Hello and welcome to the latest blog of The Olivia Rose Diaries on April 17th 2022.
Whenever I think of our boat and the precious months we spend on her I associate it with a time of being free from responsibility, free from doing things that begin with ‘I must do…’ and instead indulging myself in ‘I would like to do…’ . For the most part our cruising months allow us to escape into another world but, each year, there is a short period of time between arriving at the boat and actually getting onto the water which can be frustrating.
Boats are complex creatures and many things can go wrong when they’ve been left over a winter. Each year we have a list of things to work through and, after five years, you would have thought that I would have got used to this transition period, able to take it in my stride and accept that things always take longer than you think they will, but it seems that I haven’t.
We have been here for eleven days now and there is still plenty more to do before we can let those ropes go. First of all there was the painting of the hull. We had almost a week of wet weather when we arrived which meant that we couldn’t begin as soon as we had hoped. As always it’s the preparation that takes the time: pressure washing and sanding it down before we can ever think about opening a tin of paint.
It’s a job neither of us look forward to, but once it’s done there is a gratifying sense of satisfaction.
Once the paint had dried we were lifted back into the water. Seeing our pride and joy, all thirteen tonnes of her, swinging high in the air above us always makes me nervous but Mark, owner of the boatyard and our crane driver, has years of experience and lowered her down into the canal with hardly a ripple to disturb the still waters.
After that we begin to put Olivia back together again, or at least that is how I think of it. When we left her last autumn we put her to bed, now it is time to wake her up. Water tanks need to be sterilised, flushed through and filled up again, there are numerous fiddly jobs in the engine and the fuel tanks need to be checked for fuel bug and condensation levels. The solar panels, which have spent the winter with us at Le Shack, need to be reconnected and there is a major job in the shower/loo as we have to put in a new floor. Then comes the moment of turning everything on and looking for the leaks – and there is always a leak somewhere!
We have one additional job to do in the next few weeks, and one that we are looking forward to even less than painting the hull – a French tax return. This process has a fearsome reputation among the French people, who apparently dread it as much as we do. This is our first one, and experience has taught us that the first time of dealing with French bureaucracy is always the hardest.
The on-line portal for filing a return opened a week ago and ran straight into such severe problems that it had to be taken off-line for a few days for them to sort it out. As this is our first return we have to do a paper version but there has been a problem in the supply of the forms. Staff in the local tax office were as bemused as we were at this, but it now looks like we shall be lucky to get them by the end of April, which leaves us just over two weeks to get it done before the deadline.
France never ceases to astonish us, but the frustrations are far outweighed by the pleasure and the privilege of being here.
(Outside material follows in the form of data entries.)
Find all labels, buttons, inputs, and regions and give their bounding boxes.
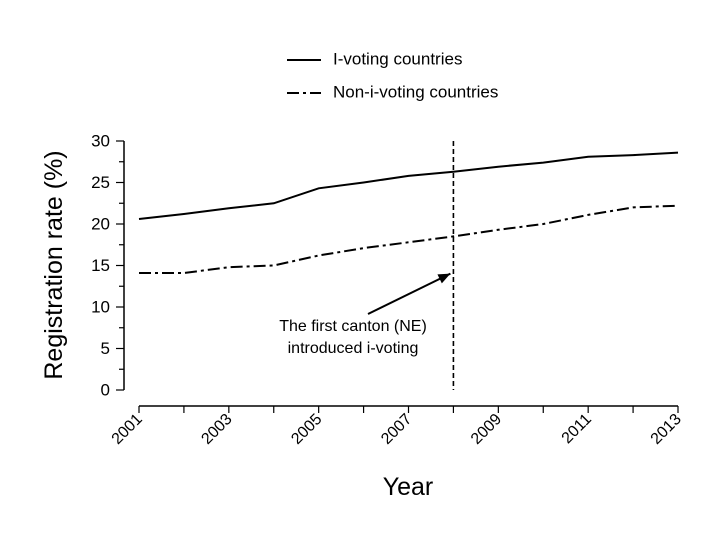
series-line-2 — [139, 204, 679, 274]
annotation-text-line: introduced i-voting — [288, 340, 419, 357]
x-axis-title: Year — [383, 473, 434, 501]
x-tick-label: 2009 — [468, 411, 505, 448]
y-tick-label: 20 — [91, 214, 110, 233]
annotation-arrow-head — [437, 273, 451, 284]
legend-label-2: Non-i-voting countries — [333, 82, 498, 101]
series-layer — [138, 151, 679, 274]
x-tick-label: 2001 — [109, 411, 146, 448]
y-tick-label: 15 — [91, 256, 110, 275]
series-line-1 — [138, 151, 679, 220]
legend: I-voting countries Non-i-voting countries — [287, 49, 498, 101]
x-tick-label: 2007 — [378, 411, 415, 448]
y-tick-label: 0 — [101, 380, 110, 399]
annotation-layer: The first canton (NE) introduced i-voting — [279, 141, 455, 390]
y-tick-label: 10 — [91, 297, 110, 316]
y-tick-label: 30 — [91, 131, 110, 150]
x-tick-label: 2005 — [288, 411, 325, 448]
x-tick-label: 2013 — [648, 411, 685, 448]
annotation-text-line: The first canton (NE) — [279, 318, 427, 335]
y-tick-label: 5 — [101, 339, 110, 358]
x-tick-label: 2003 — [198, 411, 235, 448]
x-tick-label: 2011 — [559, 411, 595, 447]
annotation-arrow-shaft — [367, 272, 451, 315]
y-tick-label: 25 — [91, 173, 110, 192]
legend-label-1: I-voting countries — [333, 49, 462, 68]
y-axis-title: Registration rate (%) — [40, 150, 68, 379]
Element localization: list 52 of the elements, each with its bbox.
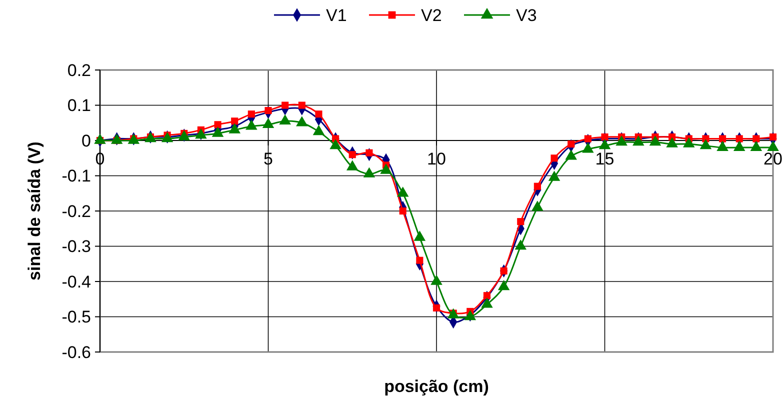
point xyxy=(264,107,272,114)
x-tick-label: 20 xyxy=(764,150,782,168)
point xyxy=(430,274,442,285)
point xyxy=(517,218,524,226)
point xyxy=(736,135,743,142)
point xyxy=(565,150,577,160)
y-tick-label: 0 xyxy=(82,131,91,150)
point xyxy=(298,102,306,109)
point xyxy=(432,304,440,312)
point xyxy=(399,207,406,215)
y-tick-label: -0.1 xyxy=(62,166,91,186)
point xyxy=(550,154,558,162)
y-tick-label: 0.1 xyxy=(67,96,91,116)
point xyxy=(214,121,222,128)
point xyxy=(481,298,493,308)
point xyxy=(231,118,238,125)
y-tick-label: -0.4 xyxy=(62,272,91,292)
y-tick-label: 0.2 xyxy=(67,60,91,80)
y-tick-label: -0.6 xyxy=(62,342,91,362)
y-tick-label: -0.3 xyxy=(62,237,91,256)
y-tick-label: -0.2 xyxy=(62,202,91,221)
legend-label: V3 xyxy=(516,6,537,25)
point xyxy=(282,102,289,109)
point xyxy=(752,135,760,142)
legend-label: V2 xyxy=(421,6,442,25)
point xyxy=(532,200,544,211)
y-tick-label: -0.5 xyxy=(62,308,91,327)
point xyxy=(464,310,476,320)
point xyxy=(414,230,426,241)
point xyxy=(396,186,409,197)
point xyxy=(769,133,777,141)
point xyxy=(483,292,491,300)
point xyxy=(548,170,560,181)
point xyxy=(315,110,322,118)
x-axis-title: posição (cm) xyxy=(384,377,489,396)
point xyxy=(582,142,594,153)
point xyxy=(514,239,527,250)
legend-label: V1 xyxy=(326,6,347,25)
point xyxy=(248,110,255,118)
point xyxy=(346,160,358,170)
point xyxy=(348,151,356,158)
point xyxy=(601,133,608,141)
point xyxy=(416,256,424,264)
point xyxy=(366,149,373,156)
point xyxy=(718,135,726,142)
point xyxy=(498,280,510,290)
y-axis-title: sinal de saída (V) xyxy=(25,142,44,280)
point xyxy=(534,182,541,190)
point xyxy=(363,167,376,178)
point xyxy=(568,140,575,148)
point xyxy=(380,164,392,174)
point xyxy=(447,308,460,318)
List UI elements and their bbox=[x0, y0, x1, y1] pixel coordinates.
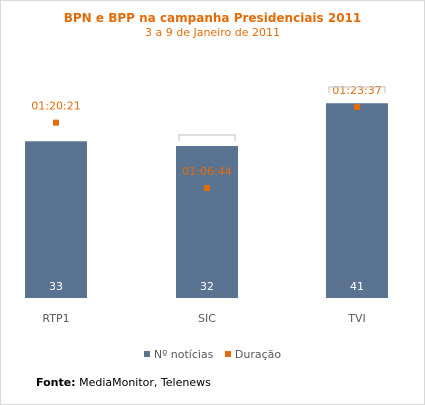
bar-value-label: 32 bbox=[200, 280, 214, 293]
category-label: SIC bbox=[198, 312, 216, 325]
duration-marker bbox=[204, 185, 210, 191]
category-label: TVI bbox=[347, 312, 366, 325]
chart-subtitle: 3 a 9 de Janeiro de 2011 bbox=[144, 26, 280, 39]
source-text: MediaMonitor, Telenews bbox=[79, 376, 211, 389]
duration-label: 01:23:37 bbox=[332, 84, 381, 97]
legend-label-duracao: Duração bbox=[234, 348, 282, 361]
duration-label: 01:20:21 bbox=[31, 100, 80, 113]
legend-item-noticias: Nº notícias bbox=[143, 348, 214, 361]
category-label: RTP1 bbox=[42, 312, 69, 325]
duration-marker bbox=[354, 104, 360, 110]
legend-label-noticias: Nº notícias bbox=[153, 348, 214, 361]
bar-value-label: 41 bbox=[350, 280, 364, 293]
source-label: Fonte: bbox=[36, 376, 76, 389]
duration-label-bracket bbox=[178, 134, 236, 141]
legend-swatch-noticias bbox=[143, 351, 150, 357]
chart-title: BPN e BPP na campanha Presidenciais 2011 bbox=[63, 11, 362, 25]
bar-sic bbox=[176, 146, 238, 298]
duration-marker bbox=[53, 119, 59, 126]
chart-legend: Nº notícias Duração bbox=[0, 348, 425, 361]
source-note: Fonte: MediaMonitor, Telenews bbox=[36, 376, 211, 389]
bar-value-label: 33 bbox=[49, 280, 63, 293]
bar-rtp1 bbox=[25, 141, 87, 298]
legend-swatch-duracao bbox=[224, 351, 231, 357]
bar-tvi bbox=[326, 103, 388, 298]
legend-item-duracao: Duração bbox=[224, 348, 282, 361]
duration-label: 01:06:44 bbox=[182, 165, 231, 178]
duration-label-bracket bbox=[328, 86, 386, 93]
Never have we felt that more keenly than we do at this moment. In just over a week from now we shall know the results of the election between Macron and Le Pen. He is still tipped to win, but it will be a close-run thing. We’ve been looking at what measures Le Pen would introduce if she were to come into power and, although the detail has yet to be confirmed, it is possible we could lose access to health care and even our residency status. Many of her proposals are highly controversial and there would be stiff opposition from within the system but there is no doubt that it would be a worrying and unsettling time for a great many people.
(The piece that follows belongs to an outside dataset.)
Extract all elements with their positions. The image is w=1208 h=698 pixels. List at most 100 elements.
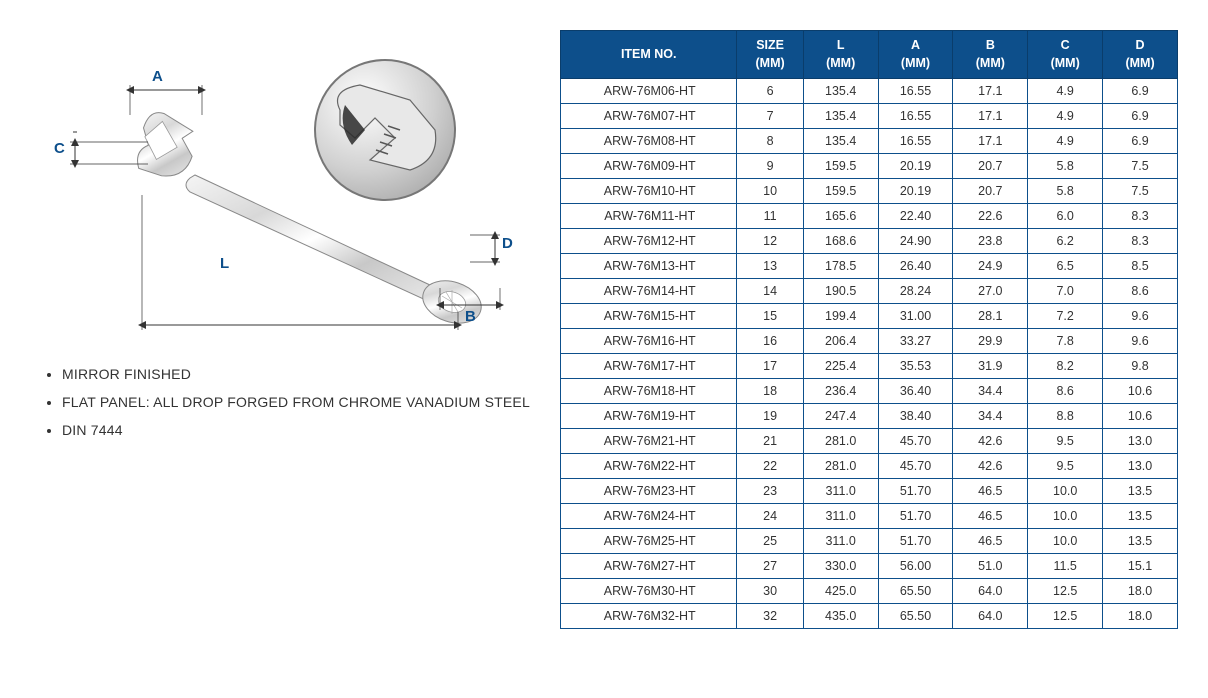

I’ve been lucky enough to get through most of my life without being particularly affected by the schemes and dreams of politicians, but that seems to be changing, first with the fall-out from Brexit and now with the threat of a new party in power in France, one which could dramatically affect this life that we love so much and this wonderful country that was beginning to feel like home. On the plus side, it is making me appreciate what we have even more, if that were possible. Here are a few pictures of what we look at from our windows. As ever, there is great solace to be had from the natural world.
I hope your Easter break is sunny and warm and that you are eating copious amounts of chocolate. Hopefully the next blog will be a cause for celebration on two counts, firstly because we are finally on the move and secondly, because Macron has won the election. Fingers crossed.